И вовсе не давши опомниться Бобынину, способному остаться в кресле без папы, Бобынина под руку взяв, вынимал его ловко из кресла; подшаркивая и подпрыгивая, точно кошка с попавшейся мышкой, с Бобыниным несся в переднюю он; и старик добродушно кивал головою и палец вкруг пальца вращал. Вылетали на лестницу вместе, — стремглав; отец скатывался горошком по лестнице; и, тяжко запыхавшись, падал Бобынин за ним со ступеней; вывлекши Бобынина, мой отец безапелляционно показывал на Арбат:
— Ну-с, вам сюда!
И потом указывал на Денежный переулок:
— А мне сюда-с!
И, стремительно бросив Бобынина, он влетал к нам на Двор, через Денежный; и появлялся из черного хода в столовой:
— Ну вот-с!
— Мертвец, — раздавалась по адресу Бобынина безапелляционная резолюция матери.
— Шурик, оставь: он ведь умница; человек прекрасный; почтенный ученый!
— А зачем же он ходит к нам в гости дремать?
— Он, знаешь ли, — устанет и ищет рассеянья; он, Шурик, не какой-нибудь светский шаркун! — и шарк вычислять: в кабинетик.
Я ж бывал в совершенном восторге от техники извлеченья Бобынина; мой отец оперировал с ним, как лакей ресторанный, откупоривающий бутылку, — с пробкой.

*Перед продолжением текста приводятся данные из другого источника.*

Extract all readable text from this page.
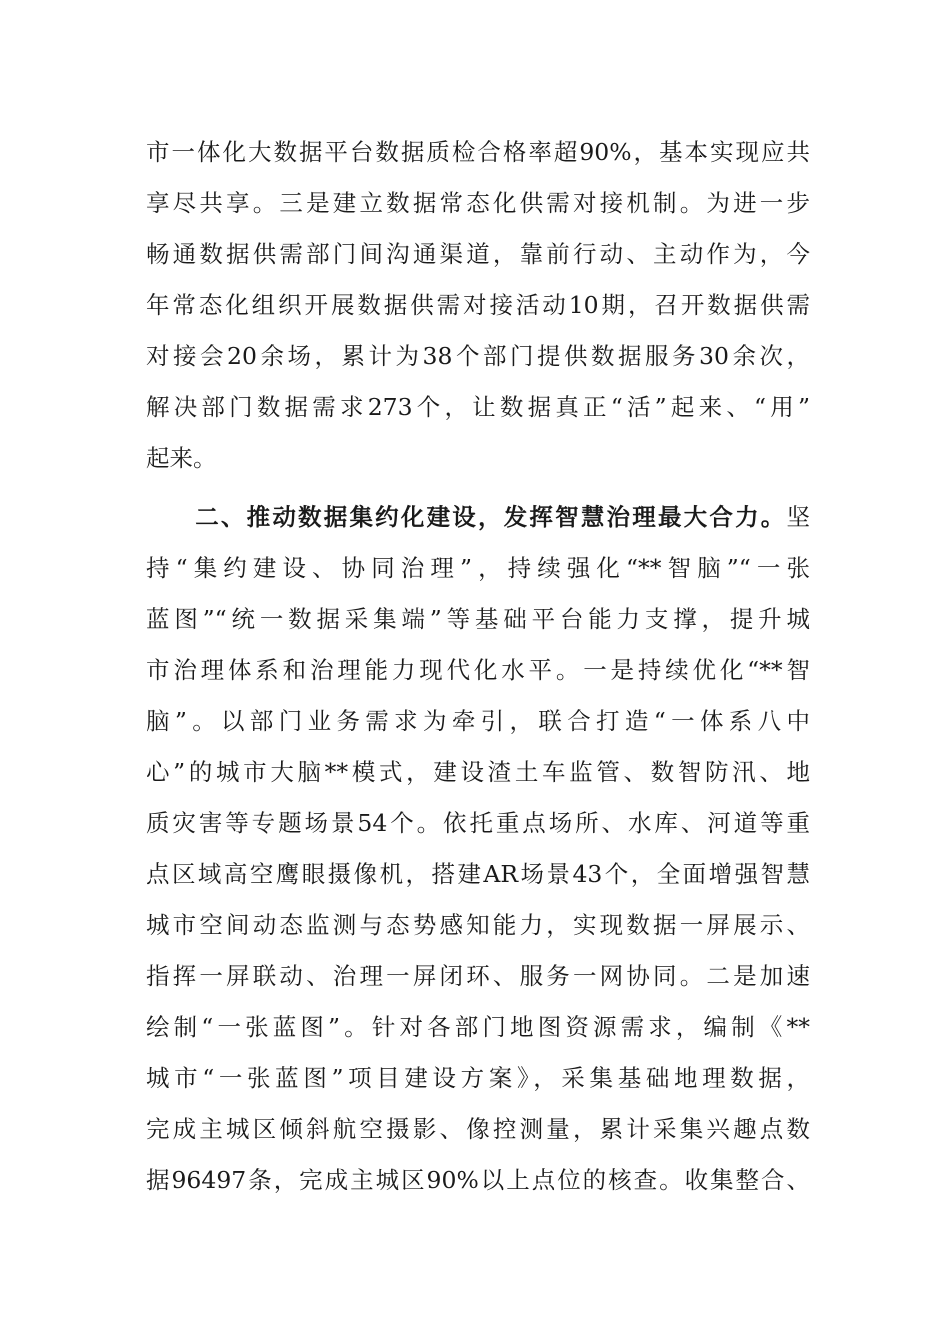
市一体化大数据平台数据质检合格率超90%，基本实现应共
享尽共享。三是建立数据常态化供需对接机制。为进一步
畅通数据供需部门间沟通渠道，靠前行动、主动作为，今
年常态化组织开展数据供需对接活动10期，召开数据供需
对接会20余场，累计为38个部门提供数据服务30余次，
解决部门数据需求273个，让数据真正“活”起来、“用”
起来。
二、推动数据集约化建设，发挥智慧治理最大合力。坚
持“集约建设、协同治理”，持续强化“**智脑”“一张
蓝图”“统一数据采集端”等基础平台能力支撑，提升城
市治理体系和治理能力现代化水平。一是持续优化“**智
脑”。以部门业务需求为牵引，联合打造“一体系八中
心”的城市大脑**模式，建设渣土车监管、数智防汛、地
质灾害等专题场景54个。依托重点场所、水库、河道等重
点区域高空鹰眼摄像机，搭建AR场景43个，全面增强智慧
城市空间动态监测与态势感知能力，实现数据一屏展示、
指挥一屏联动、治理一屏闭环、服务一网协同。二是加速
绘制“一张蓝图”。针对各部门地图资源需求，编制《**
城市“一张蓝图”项目建设方案》，采集基础地理数据，
完成主城区倾斜航空摄影、像控测量，累计采集兴趣点数
据96497条，完成主城区90%以上点位的核查。收集整合、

Решительно, но и гуманно: сперва даст поспать полчаса; и следит по часам; двадцать пять минут прошло, — нельзя трогать Бобынина; тридцать прошло — нет Бобынина!
Бедный Бобынин, не раз извлеченный, являлся, хотя и не часто: опять извлекаться; большое чело, седина, безобидная кротость больших голубых водянистых глаз, детская очень улыбка — все это внушало мне жалость; как будто бы жест молчаливый явленья его говорил:
— Я… я… я… ничего: я — на все согласен; я — сяду вот тут: буду слушать; но уж не спрашивайте ни о чем меня; и — не гоните!
Умер отец; не являлся Бобынин; наткнувшись на статью о египетской математике 56, после уж я подумал:
— И это Бобынин писал?
— Тот Бобынин?
— Да он… он… он… умница?
Вот что делал наш быт с математиками.
Совсем иным в днях детства и отрочества отпечатлелся мне другой математик, Болеслав Корнелиевич Млодзиевский; почему-то я вижу его в паре с Умовым, — с Умовым, о котором я буду говорить как о своем профессоре; весьма талантливый человек и, как Умов, умница, но с умом, иначе поставленным, Болеслав Корнелиевич занимал меня; его помню: доцентом; потом экстраординарным и ординарным профессором.
Прекрасный лектор, преподаватель ряда высших учебных заведений, не чуждый весьма философии, даже способный заглядываться в сферу искусства, он кое-что в нем понимал: более от ума, чем от чувства; и он — хорохорился; Умов садился в кресло опочивать в созерцании физических космосов; Млодзиевский, — вскипая из кресла, соскакивал с кресла; и — начинал вертеться волчком; Умов торжественно выступал в буднях быта; а Млодзиевский, вертяся, задевался о косности, издавая особый «жуж»: «дауж» волчка; был — вертуном, непоседой.
Его огромная голова с огромным лбом, продолжавшимся в лысину, увенчивалась дыбами, торчавшими перпендикулярно к плоскости черепа; маленькая бородка дрожала; золотые очки сверкали; увидав эту огромную голову, трудно было б предположить, что она сидит на худом и крохотном тельце, соединяясь с ним тонкой шеею; и голова — заваливалась назад; и, завалившись, вертелась, оглядываясь беспокойно, с лихорадочно горящими глазками на бледненьком личике; иногда Млодзиевский, вдруг нагнув низко лоб, его взмарщивал, производя впечатление бычка, готового к бою; а нервно-бесцветные губки — дрожали обиженно; верхняя часть лица метала и громы, и молнии; нижняя — плакала. Он не ходил, а — носился, вертясь и припрыгивая, гордо выпятив грудку, отбросивши голову.